Gemma 2 cannot see the image directly. Instead, it relies on a textual description of the image to determine the color.

In [None]:
# Code adapted from https://huggingface.co/google/gemma-2-2b-it

# !pip install accelerate
from transformers import AutoTokenizer, AutoModelForCausalLM
import torch

tokenizer = AutoTokenizer.from_pretrained("google/gemma-2-2b-it")
model = AutoModelForCausalLM.from_pretrained(
    "google/gemma-2-2b-it",
    device_map="auto",
    torch_dtype=torch.bfloat16,
)

image_desctiption = "The image shows a bunch of bananas lying on a weathered wooden surface. The bananas are clustered together, still attached at their stems. The wood grain of the surface is visible and adds a rustic feel to the image. "
input_prompt = image_desctiption + "What is the color of the fruit?"
input_ids = tokenizer(input_prompt, return_tensors="pt").to("cuda")

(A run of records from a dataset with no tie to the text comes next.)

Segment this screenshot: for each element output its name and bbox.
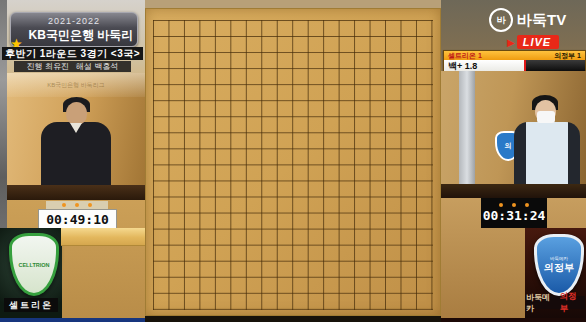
byoyomi-dot bbox=[499, 203, 503, 207]
league-badge: 2021-2022 ★ KB국민은행 바둑리그 bbox=[10, 12, 138, 47]
uijeongbu-logo-text: 의정부 bbox=[544, 261, 574, 275]
byoyomi-dot bbox=[62, 203, 66, 207]
right-team-score: 의정부 1 bbox=[554, 51, 581, 61]
league-years: 2021-2022 bbox=[11, 16, 137, 26]
black-player-silhouette bbox=[514, 122, 580, 184]
staff-bar: 진행 최유진 해설 백홍석 bbox=[14, 61, 131, 72]
play-triangle-icon: ▶ bbox=[507, 37, 515, 48]
player-desk bbox=[7, 185, 145, 200]
broadcast-frame: 2021-2022 ★ KB국민은행 바둑리그 후반기 1라운드 3경기 <3국… bbox=[0, 0, 586, 322]
live-badge: ▶ LIVE bbox=[507, 35, 559, 49]
ai-scoreboard: 셀트리온 1 의정부 1 백+ 1.8 bbox=[443, 50, 586, 73]
round-title: 후반기 1라운드 3경기 <3국> bbox=[2, 47, 143, 60]
byoyomi-dot bbox=[512, 203, 516, 207]
staff-commentator: 해설 백홍석 bbox=[76, 61, 118, 72]
black-clock-panel: 00:31:24 bbox=[481, 198, 547, 228]
baduktv-circle-icon: 바 bbox=[489, 8, 513, 32]
staff-mc: 진행 최유진 bbox=[27, 61, 69, 72]
channel-name: 바둑TV bbox=[517, 11, 566, 30]
celltrion-shield-logo: CELLTRION bbox=[9, 233, 59, 296]
byoyomi-dot bbox=[88, 203, 92, 207]
board-grid-lines bbox=[153, 20, 433, 310]
left-team-roster bbox=[61, 228, 145, 246]
white-byoyomi-dots bbox=[46, 201, 108, 209]
white-clock: 00:49:10 bbox=[38, 209, 117, 230]
byoyomi-dot bbox=[525, 203, 529, 207]
studio-banner-text: KB국민은행 바둑리그 bbox=[47, 81, 105, 90]
baduktv-logo: 바 바둑TV bbox=[489, 8, 566, 32]
left-team-name: 셀트리온 bbox=[4, 298, 58, 312]
right-team-logo-panel: 바둑메카 의정부 바둑메카 의정부 bbox=[525, 228, 586, 322]
face-mask bbox=[537, 111, 555, 123]
uijeongbu-shield-logo: 바둑메카 의정부 bbox=[534, 234, 584, 296]
roster-row bbox=[61, 228, 145, 246]
player-desk bbox=[441, 184, 586, 198]
right-studio-panel: 바 바둑TV ▶ LIVE 셀트리온 1 의정부 1 백+ 1.8 bbox=[441, 0, 586, 322]
white-player-photo: KB국민은행 바둑리그 bbox=[7, 73, 145, 200]
live-label: LIVE bbox=[517, 35, 559, 49]
right-team-name: 바둑메카 의정부 bbox=[526, 296, 585, 309]
go-board bbox=[145, 8, 441, 316]
black-clock: 00:31:24 bbox=[483, 208, 546, 223]
left-studio-panel: 2021-2022 ★ KB국민은행 바둑리그 후반기 1라운드 3경기 <3국… bbox=[0, 0, 145, 322]
black-byoyomi-dots bbox=[499, 203, 529, 207]
byoyomi-dot bbox=[75, 203, 79, 207]
left-team-logo-panel: CELLTRION 셀트리온 bbox=[0, 228, 62, 318]
celltrion-logo-text: CELLTRION bbox=[18, 262, 49, 268]
black-player-photo: 의 bbox=[441, 71, 586, 198]
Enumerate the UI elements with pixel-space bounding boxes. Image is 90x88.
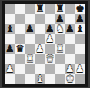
square-b8[interactable] <box>15 4 25 14</box>
square-c8[interactable] <box>25 4 35 14</box>
square-f4[interactable]: ♜ <box>55 44 65 54</box>
square-b7[interactable] <box>15 14 25 24</box>
square-a3[interactable] <box>5 54 15 64</box>
square-e6[interactable]: ♟ <box>45 24 55 34</box>
square-d4[interactable]: ♟ <box>35 44 45 54</box>
square-h4[interactable] <box>75 44 85 54</box>
square-d2[interactable] <box>35 64 45 74</box>
black-pawn: ♟ <box>76 14 85 24</box>
square-g1[interactable]: ♚ <box>65 74 75 84</box>
white-rook: ♜ <box>56 44 65 54</box>
square-a6[interactable]: ♝ <box>5 24 15 34</box>
square-b2[interactable] <box>15 64 25 74</box>
square-f2[interactable] <box>55 64 65 74</box>
chess-board-frame: ♜♜♚♟♟♝♟♟♞♟♝♟♟♛♟♜♜♛♟♟♟♝♚ <box>2 1 88 87</box>
square-c2[interactable] <box>25 64 35 74</box>
square-c7[interactable] <box>25 14 35 24</box>
square-c6[interactable]: ♟ <box>25 24 35 34</box>
square-c1[interactable] <box>25 74 35 84</box>
square-e2[interactable] <box>45 64 55 74</box>
white-king: ♚ <box>66 74 75 84</box>
square-g8[interactable] <box>65 4 75 14</box>
square-e5[interactable]: ♟ <box>45 34 55 44</box>
square-e3[interactable]: ♛ <box>45 54 55 64</box>
white-bishop: ♝ <box>36 74 45 84</box>
square-d6[interactable] <box>35 24 45 34</box>
black-pawn: ♟ <box>66 24 75 34</box>
white-pawn: ♟ <box>6 64 15 74</box>
black-pawn: ♟ <box>6 44 15 54</box>
white-pawn: ♟ <box>66 64 75 74</box>
square-b4[interactable]: ♛ <box>15 44 25 54</box>
chess-board: ♜♜♚♟♟♝♟♟♞♟♝♟♟♛♟♜♜♛♟♟♟♝♚ <box>5 4 85 84</box>
black-pawn: ♟ <box>56 14 65 24</box>
square-g7[interactable] <box>65 14 75 24</box>
white-knight: ♞ <box>56 24 65 34</box>
square-f1[interactable] <box>55 74 65 84</box>
square-f3[interactable] <box>55 54 65 64</box>
square-f6[interactable]: ♞ <box>55 24 65 34</box>
square-d5[interactable] <box>35 34 45 44</box>
square-a4[interactable]: ♟ <box>5 44 15 54</box>
square-g4[interactable] <box>65 44 75 54</box>
square-h8[interactable]: ♚ <box>75 4 85 14</box>
square-g2[interactable]: ♟ <box>65 64 75 74</box>
square-g3[interactable] <box>65 54 75 64</box>
square-c4[interactable] <box>25 44 35 54</box>
square-c3[interactable]: ♜ <box>25 54 35 64</box>
black-rook: ♜ <box>36 4 45 14</box>
black-pawn: ♟ <box>26 24 35 34</box>
white-pawn: ♟ <box>76 64 85 74</box>
square-g5[interactable] <box>65 34 75 44</box>
black-bishop: ♝ <box>6 24 15 34</box>
white-rook: ♜ <box>26 54 35 64</box>
square-a1[interactable] <box>5 74 15 84</box>
white-pawn: ♟ <box>36 44 45 54</box>
square-f8[interactable]: ♜ <box>55 4 65 14</box>
black-pawn: ♟ <box>46 24 55 34</box>
square-a7[interactable] <box>5 14 15 24</box>
black-rook: ♜ <box>56 4 65 14</box>
square-h6[interactable]: ♝ <box>75 24 85 34</box>
square-h7[interactable]: ♟ <box>75 14 85 24</box>
square-f5[interactable] <box>55 34 65 44</box>
square-g6[interactable]: ♟ <box>65 24 75 34</box>
square-b3[interactable] <box>15 54 25 64</box>
square-h1[interactable] <box>75 74 85 84</box>
square-f7[interactable]: ♟ <box>55 14 65 24</box>
square-a5[interactable] <box>5 34 15 44</box>
square-h5[interactable] <box>75 34 85 44</box>
square-a2[interactable]: ♟ <box>5 64 15 74</box>
square-e8[interactable] <box>45 4 55 14</box>
square-h2[interactable]: ♟ <box>75 64 85 74</box>
white-pawn: ♟ <box>46 34 55 44</box>
square-h3[interactable] <box>75 54 85 64</box>
square-b1[interactable] <box>15 74 25 84</box>
square-d8[interactable]: ♜ <box>35 4 45 14</box>
square-d3[interactable] <box>35 54 45 64</box>
square-e7[interactable] <box>45 14 55 24</box>
square-c5[interactable] <box>25 34 35 44</box>
square-e1[interactable] <box>45 74 55 84</box>
square-d1[interactable]: ♝ <box>35 74 45 84</box>
black-queen: ♛ <box>16 44 25 54</box>
black-bishop: ♝ <box>76 24 85 34</box>
black-king: ♚ <box>76 4 85 14</box>
square-b5[interactable] <box>15 34 25 44</box>
square-d7[interactable] <box>35 14 45 24</box>
square-b6[interactable] <box>15 24 25 34</box>
square-e4[interactable] <box>45 44 55 54</box>
square-a8[interactable] <box>5 4 15 14</box>
white-queen: ♛ <box>46 54 55 64</box>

outputs = model.generate(**input_ids, max_new_tokens=32)
print(tokenizer.decode(outputs[0], skip_special_tokens=True))

# -> The color of the fruit is **yellow**.

## Conclusion

Both models correctly identify the banana as yellow, but through different mechanisms:
- The VLM (PaliGemma2) directly processes the visual information from the image
- The LM (Gemma 2) relies on the textual description that explicitly mentions bananas (which it knows are yellow)

This demonstrates the difference in how these model types handle visual information and attribute properties like color.